2: https://datadryad.org/stash/dataset/doi:10.5061/dryad.234

You feed the function a set of species names, and optionally family names, stand IDs (plots), extra wood density data supplied by the user, and a geographic region with which to subset the wood density database.

First, getWoodDensity() filters to wood density database to only include the families, genera, or species present in the wood density database. This means that an entry in the input data where family = "Fabaceae", genus = "Brachystegia", and species = "spiciformis", the filtered wood density data will include records from the species Acacia acuminata, because this species is in the Fabaceae family.

Then, getWoodDensity() calculates the mean wood density for each of those species. These species-level estimates are used when there is a match in the input data.

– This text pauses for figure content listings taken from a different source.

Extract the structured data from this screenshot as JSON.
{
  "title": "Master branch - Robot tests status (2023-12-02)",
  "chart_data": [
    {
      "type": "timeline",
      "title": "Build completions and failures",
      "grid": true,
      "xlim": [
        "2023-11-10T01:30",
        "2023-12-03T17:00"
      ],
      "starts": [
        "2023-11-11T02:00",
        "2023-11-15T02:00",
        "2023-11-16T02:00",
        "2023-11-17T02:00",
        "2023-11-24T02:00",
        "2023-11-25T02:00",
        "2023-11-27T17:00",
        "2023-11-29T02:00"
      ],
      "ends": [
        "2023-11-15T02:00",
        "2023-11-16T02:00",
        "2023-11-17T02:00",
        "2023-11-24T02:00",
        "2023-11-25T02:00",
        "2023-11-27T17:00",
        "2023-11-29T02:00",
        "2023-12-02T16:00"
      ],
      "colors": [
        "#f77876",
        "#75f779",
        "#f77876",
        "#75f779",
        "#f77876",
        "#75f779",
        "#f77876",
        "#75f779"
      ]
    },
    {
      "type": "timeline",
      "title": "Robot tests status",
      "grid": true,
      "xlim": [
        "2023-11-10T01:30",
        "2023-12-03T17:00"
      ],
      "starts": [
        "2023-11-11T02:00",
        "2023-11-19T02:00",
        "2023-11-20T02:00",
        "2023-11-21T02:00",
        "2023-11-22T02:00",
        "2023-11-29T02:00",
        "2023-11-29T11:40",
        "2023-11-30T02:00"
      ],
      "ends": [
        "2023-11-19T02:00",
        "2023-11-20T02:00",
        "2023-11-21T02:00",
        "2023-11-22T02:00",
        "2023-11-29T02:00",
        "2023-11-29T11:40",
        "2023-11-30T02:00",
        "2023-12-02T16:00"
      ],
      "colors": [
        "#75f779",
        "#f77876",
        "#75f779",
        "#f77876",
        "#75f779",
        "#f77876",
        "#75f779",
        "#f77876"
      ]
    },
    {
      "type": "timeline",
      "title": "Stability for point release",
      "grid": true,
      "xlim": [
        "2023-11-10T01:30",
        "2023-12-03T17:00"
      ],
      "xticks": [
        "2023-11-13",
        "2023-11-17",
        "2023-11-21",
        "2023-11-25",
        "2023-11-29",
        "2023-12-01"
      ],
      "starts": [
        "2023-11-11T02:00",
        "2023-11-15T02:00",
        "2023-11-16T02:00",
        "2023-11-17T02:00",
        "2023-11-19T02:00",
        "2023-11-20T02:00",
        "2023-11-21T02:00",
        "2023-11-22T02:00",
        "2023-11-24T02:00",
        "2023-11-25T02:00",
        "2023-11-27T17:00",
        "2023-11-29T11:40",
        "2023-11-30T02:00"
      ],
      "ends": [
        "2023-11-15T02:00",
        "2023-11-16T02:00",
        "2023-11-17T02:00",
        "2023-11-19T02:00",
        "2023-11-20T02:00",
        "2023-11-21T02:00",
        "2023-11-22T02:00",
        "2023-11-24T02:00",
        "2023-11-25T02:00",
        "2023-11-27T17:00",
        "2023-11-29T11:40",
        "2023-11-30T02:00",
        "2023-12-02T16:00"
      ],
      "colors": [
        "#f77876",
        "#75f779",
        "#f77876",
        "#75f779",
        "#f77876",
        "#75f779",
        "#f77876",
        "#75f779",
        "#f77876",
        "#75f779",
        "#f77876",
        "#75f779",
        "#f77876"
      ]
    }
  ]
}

The function then calculates mean wood density for each genus by taking the mean of the species-level means calculated in the previous step. This means that in the case where species within a genus have more than one record, the genus-level mean calculated by the function will be slightly different to the grand mean calculated from the raw wood density records. This is a good example of Simpson's paradox[3]. Additionally, the values of nInd generated for these genus-level estimates are the number of species-level means, not the number of raw records. These genus-level means are used when there is a match in the input data that hasn't yet been filled by a species-level estimate.

3: https://en.wikipedia.org/wiki/Simpson%27s_paradox

For genus-level indets (e.g. Fabaceae indet) the function calculates mean wood density for the family, again by taking the mean of genus-level estimates calculated in the previous step. Again, these family-level means are used where there is a match in the input data that doesn't yet have an estimate of wood density.

For family-level indets (i.e. no taxonomic information provided) it calculates mean wood density for the plot, using the best wood density estimates generated for each individual in previous steps. This means that if only a single individual in the plot has a wood density estimate, this value will be used as the wood density estimate for all other individuals on the plot.

In the case where no wood density estimates have been generated for that plot, i.e. no stems on the plot have taxonomic information, the mean of all other best wood density estimates generated for other plots is used.

In the case where no wood density estimates have been generated for any plots, because none of the submitted taxa have records in the database, the function fails.

The way the function is written it makes sense that if you are generating wood density estimates for multiple sites, which might differ in their species pool, you should run the function site by site in a loop or a lapply(), so that the wood density estimates generated at genus-level and above are calculated using species which are likely to occur in that site.

In the event that the function fails due to lack of data, it might still be possible to generate an estimate of wood density for the site, either the regional mean, or even the global mean from the wood density database.

I think the function might be doing the wrong thing by calculating means of means, rather than the grand mean. For example, imagine a genus with two species. Species "A" has 1000 wood density measurements with a mean of 2.56. Species "B" has 5 measurements with a mean of 1.5. The function is estimating the wood density of an average species within the genus (2.56 + 1.5)/2. If we instead take the grand mean ( (1000*2.56) + (5*1.5) ) / 1005 we are estimating the wood density of an average individual. As the function eventually applies these estimates to individuals from the input data, it makes more sense to me to calculate the grand mean.